This is an implementation of the Runlength descriptors for document image representation described in [1]. These descriptors can be compared using similarity/distance measures such as the dot-product or Euclidean distance. The implementation is different from the one on the paper, but results should be quite similar. The core of the implementation is in C, with a Matlab wrapper to ease its use. It has only been tested under linux and mac, but should work without problems under other systems.
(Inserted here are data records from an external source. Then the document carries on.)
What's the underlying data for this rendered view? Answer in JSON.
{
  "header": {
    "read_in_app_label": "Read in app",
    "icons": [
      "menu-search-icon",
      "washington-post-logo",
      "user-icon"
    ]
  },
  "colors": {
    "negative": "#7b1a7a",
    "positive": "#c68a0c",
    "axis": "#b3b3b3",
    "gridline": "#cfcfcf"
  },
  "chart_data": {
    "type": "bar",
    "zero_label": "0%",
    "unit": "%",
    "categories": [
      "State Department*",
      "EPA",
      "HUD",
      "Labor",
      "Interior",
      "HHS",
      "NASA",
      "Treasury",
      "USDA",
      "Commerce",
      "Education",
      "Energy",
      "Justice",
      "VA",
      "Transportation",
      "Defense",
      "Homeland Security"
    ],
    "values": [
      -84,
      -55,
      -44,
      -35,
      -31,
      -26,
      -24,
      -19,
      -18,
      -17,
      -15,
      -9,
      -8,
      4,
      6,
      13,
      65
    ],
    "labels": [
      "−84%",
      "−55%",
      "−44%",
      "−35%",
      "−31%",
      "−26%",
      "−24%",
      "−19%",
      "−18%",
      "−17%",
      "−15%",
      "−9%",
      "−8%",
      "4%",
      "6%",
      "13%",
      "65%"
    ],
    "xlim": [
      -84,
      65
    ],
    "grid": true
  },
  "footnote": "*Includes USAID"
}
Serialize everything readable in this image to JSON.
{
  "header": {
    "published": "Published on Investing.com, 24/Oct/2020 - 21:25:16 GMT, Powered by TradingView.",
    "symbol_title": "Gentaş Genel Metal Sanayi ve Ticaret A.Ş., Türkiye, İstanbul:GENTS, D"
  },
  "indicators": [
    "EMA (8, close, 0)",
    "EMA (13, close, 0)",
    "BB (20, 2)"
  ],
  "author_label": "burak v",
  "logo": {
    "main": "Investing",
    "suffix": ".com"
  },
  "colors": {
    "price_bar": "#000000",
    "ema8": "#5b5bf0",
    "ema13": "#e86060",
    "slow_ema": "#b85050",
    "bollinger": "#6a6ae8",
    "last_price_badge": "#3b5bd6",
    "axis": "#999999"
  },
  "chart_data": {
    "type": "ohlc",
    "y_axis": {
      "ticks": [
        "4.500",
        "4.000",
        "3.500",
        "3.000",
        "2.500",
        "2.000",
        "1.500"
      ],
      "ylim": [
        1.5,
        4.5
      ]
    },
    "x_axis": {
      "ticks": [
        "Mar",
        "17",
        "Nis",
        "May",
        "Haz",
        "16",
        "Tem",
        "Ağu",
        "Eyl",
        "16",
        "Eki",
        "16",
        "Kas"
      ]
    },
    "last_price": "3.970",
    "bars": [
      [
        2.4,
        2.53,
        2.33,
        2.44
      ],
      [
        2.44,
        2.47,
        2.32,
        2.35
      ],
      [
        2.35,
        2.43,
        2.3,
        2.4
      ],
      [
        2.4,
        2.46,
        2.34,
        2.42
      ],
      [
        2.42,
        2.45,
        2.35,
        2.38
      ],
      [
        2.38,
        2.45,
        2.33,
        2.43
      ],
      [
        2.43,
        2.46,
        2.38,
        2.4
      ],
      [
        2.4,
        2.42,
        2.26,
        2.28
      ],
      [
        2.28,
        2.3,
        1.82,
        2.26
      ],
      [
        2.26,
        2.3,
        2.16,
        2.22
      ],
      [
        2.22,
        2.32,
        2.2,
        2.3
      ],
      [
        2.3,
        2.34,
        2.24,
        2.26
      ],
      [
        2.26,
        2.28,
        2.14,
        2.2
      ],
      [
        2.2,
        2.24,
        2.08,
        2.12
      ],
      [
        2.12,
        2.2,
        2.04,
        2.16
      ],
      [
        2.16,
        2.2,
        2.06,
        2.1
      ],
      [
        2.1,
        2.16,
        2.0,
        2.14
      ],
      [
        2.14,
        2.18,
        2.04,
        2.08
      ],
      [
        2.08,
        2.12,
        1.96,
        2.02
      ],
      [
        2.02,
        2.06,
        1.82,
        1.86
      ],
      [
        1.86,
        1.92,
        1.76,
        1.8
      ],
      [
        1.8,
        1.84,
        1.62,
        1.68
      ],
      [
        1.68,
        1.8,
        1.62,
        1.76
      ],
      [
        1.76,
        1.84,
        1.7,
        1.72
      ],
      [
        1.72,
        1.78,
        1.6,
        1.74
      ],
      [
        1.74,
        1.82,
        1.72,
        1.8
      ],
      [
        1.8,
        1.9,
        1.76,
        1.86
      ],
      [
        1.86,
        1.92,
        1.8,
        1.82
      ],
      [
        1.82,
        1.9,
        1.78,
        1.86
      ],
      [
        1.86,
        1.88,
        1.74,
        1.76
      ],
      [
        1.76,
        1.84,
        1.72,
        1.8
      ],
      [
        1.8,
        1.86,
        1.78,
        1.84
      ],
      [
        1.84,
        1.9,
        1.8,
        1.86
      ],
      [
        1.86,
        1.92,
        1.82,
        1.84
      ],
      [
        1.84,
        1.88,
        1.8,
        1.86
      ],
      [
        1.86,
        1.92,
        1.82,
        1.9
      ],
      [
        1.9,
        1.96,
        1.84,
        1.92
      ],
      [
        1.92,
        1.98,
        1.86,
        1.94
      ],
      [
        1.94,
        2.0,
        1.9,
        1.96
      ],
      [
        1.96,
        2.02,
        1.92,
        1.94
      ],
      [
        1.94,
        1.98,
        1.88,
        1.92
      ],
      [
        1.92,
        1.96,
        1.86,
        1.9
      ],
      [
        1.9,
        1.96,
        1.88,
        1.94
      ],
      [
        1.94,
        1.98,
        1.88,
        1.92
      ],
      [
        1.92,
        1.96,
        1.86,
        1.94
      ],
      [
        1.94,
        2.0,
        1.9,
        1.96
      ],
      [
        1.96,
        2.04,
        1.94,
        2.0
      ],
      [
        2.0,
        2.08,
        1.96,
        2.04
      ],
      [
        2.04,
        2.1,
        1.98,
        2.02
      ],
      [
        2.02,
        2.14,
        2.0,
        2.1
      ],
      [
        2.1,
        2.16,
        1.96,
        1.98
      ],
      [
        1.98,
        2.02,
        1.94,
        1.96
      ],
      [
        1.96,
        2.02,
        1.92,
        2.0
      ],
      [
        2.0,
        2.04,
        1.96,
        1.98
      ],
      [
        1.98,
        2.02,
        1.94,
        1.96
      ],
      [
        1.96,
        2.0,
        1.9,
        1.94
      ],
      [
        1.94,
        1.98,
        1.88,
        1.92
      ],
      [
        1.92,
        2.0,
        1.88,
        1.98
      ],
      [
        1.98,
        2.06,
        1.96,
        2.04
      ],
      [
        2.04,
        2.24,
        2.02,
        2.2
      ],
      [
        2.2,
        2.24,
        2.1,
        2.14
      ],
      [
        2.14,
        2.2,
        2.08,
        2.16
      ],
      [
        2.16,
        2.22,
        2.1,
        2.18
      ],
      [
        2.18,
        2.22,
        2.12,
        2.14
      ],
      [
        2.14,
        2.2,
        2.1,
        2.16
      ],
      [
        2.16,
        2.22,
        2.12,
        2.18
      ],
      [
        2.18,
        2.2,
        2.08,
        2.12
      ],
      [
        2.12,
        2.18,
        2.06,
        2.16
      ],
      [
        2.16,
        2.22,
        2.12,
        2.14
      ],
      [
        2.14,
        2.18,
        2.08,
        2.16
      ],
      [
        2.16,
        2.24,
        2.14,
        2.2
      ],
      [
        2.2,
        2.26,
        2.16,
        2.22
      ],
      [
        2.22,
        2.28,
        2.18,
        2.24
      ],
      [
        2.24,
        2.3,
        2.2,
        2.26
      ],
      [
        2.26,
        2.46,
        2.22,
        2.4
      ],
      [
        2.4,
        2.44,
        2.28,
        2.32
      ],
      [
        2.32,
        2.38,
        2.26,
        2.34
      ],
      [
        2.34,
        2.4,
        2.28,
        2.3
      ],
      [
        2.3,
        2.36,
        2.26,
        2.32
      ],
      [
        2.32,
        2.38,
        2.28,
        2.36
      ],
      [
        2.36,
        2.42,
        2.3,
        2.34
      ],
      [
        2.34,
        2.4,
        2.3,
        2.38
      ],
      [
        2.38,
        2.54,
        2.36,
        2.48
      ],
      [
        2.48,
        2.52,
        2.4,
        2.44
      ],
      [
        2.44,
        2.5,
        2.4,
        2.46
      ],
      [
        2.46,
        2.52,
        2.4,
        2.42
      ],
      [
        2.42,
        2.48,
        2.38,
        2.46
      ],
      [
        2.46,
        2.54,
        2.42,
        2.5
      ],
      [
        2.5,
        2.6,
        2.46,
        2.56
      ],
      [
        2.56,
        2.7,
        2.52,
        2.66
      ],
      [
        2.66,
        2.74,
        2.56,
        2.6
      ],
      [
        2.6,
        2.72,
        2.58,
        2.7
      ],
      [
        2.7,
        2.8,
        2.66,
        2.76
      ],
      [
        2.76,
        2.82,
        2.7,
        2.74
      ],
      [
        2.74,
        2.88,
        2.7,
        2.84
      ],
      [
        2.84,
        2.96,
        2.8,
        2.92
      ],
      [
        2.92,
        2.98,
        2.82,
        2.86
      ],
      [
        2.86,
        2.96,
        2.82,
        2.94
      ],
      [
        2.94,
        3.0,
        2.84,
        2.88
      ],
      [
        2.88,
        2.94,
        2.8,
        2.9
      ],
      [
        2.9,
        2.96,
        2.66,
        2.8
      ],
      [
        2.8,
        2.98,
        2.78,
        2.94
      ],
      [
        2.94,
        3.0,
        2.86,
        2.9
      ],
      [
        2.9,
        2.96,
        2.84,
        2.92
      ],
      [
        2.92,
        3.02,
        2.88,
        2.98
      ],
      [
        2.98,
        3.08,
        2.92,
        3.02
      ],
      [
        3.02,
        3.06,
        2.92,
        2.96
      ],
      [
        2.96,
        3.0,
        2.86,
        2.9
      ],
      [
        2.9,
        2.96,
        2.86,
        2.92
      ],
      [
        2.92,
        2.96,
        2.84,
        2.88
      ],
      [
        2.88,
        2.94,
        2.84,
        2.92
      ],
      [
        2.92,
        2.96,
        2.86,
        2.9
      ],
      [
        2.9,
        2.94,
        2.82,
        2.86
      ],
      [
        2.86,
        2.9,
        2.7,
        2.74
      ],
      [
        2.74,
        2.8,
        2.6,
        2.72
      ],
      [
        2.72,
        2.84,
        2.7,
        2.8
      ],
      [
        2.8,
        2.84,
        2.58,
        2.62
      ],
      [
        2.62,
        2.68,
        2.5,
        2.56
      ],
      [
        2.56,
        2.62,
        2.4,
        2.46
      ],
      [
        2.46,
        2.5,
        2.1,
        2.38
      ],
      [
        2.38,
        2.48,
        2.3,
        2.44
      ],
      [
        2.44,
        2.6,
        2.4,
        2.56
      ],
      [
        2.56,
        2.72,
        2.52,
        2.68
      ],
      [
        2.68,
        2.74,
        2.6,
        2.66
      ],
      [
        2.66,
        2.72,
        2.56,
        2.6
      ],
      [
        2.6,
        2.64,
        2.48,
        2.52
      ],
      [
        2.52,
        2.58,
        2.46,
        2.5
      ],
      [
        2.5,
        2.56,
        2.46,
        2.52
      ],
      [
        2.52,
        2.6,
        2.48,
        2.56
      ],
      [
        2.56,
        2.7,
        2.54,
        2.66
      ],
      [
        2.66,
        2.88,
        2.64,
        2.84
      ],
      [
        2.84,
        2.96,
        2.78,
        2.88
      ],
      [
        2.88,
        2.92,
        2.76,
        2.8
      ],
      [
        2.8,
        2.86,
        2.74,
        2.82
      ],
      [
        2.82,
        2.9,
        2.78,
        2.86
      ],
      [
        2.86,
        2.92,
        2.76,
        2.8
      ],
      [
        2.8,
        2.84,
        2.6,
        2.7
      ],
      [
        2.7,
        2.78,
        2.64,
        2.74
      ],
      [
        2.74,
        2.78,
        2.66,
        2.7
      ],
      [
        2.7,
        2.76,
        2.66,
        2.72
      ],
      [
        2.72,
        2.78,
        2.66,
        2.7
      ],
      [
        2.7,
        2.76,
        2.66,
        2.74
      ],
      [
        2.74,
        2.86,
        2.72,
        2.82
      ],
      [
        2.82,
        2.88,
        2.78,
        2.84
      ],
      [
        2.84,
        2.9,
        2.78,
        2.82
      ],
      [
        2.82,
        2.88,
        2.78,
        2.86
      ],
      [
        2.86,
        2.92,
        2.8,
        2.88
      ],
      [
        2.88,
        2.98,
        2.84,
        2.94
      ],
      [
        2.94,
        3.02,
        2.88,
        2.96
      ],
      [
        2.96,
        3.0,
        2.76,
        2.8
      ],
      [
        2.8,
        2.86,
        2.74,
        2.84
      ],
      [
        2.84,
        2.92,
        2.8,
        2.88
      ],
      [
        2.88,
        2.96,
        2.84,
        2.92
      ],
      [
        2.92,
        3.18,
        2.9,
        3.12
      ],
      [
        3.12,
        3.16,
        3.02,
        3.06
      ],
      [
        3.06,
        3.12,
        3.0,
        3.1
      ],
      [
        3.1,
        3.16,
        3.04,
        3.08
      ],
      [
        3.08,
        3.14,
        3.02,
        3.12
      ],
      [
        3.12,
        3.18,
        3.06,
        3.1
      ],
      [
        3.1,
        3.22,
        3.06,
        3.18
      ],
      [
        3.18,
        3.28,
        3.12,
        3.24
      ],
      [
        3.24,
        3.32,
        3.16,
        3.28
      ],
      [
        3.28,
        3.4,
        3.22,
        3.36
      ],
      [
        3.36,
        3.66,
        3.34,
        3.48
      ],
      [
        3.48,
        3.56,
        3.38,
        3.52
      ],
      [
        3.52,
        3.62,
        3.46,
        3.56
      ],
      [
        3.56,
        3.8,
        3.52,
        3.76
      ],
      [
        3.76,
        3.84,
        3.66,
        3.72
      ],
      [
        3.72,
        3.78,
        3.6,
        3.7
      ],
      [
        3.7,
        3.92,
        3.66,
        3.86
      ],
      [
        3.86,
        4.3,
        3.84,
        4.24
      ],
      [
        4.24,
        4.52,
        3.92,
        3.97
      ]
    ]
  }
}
run demo.m to compile the mex file and compute the runlength descriptor of a sample image.
Please cite [1] if you use this software in your technical work. If you have any questions or comments, I can currently be reached at albert.gordo.s@gmail.com
[1] Large-scale document image retrieval and classification with runlength histograms and binary embeddings. A. Gordo, F. Perronnin, and E. Valveny. In Pattern Recognition, 2012.
THE SOFTWARE IS PROVIDED "AS IS" AND THE AUTHOR DISCLAIMS ALL WARRANTIES WITH REGARD TO THIS SOFTWARE INCLUDING ALL IMPLIED WARRANTIES OF MERCHANTABILITY AND FITNESS. IN NO EVENT SHALL THE AUTHOR BE LIABLE FOR ANY SPECIAL, DIRECT, INDIRECT, OR CONSEQUENTIAL DAMAGES OR ANY DAMAGES WHATSOEVER RESULTING FROM LOSS OF USE, DATA OR PROFITS, WHETHER IN AN ACTION OF CONTRACT, NEGLIGENCE OR OTHER TORTIOUS ACTION, ARISING OUT OF OR IN CONNECTION WITH THE USE OR PERFORMANCE OF THIS SOFTWARE.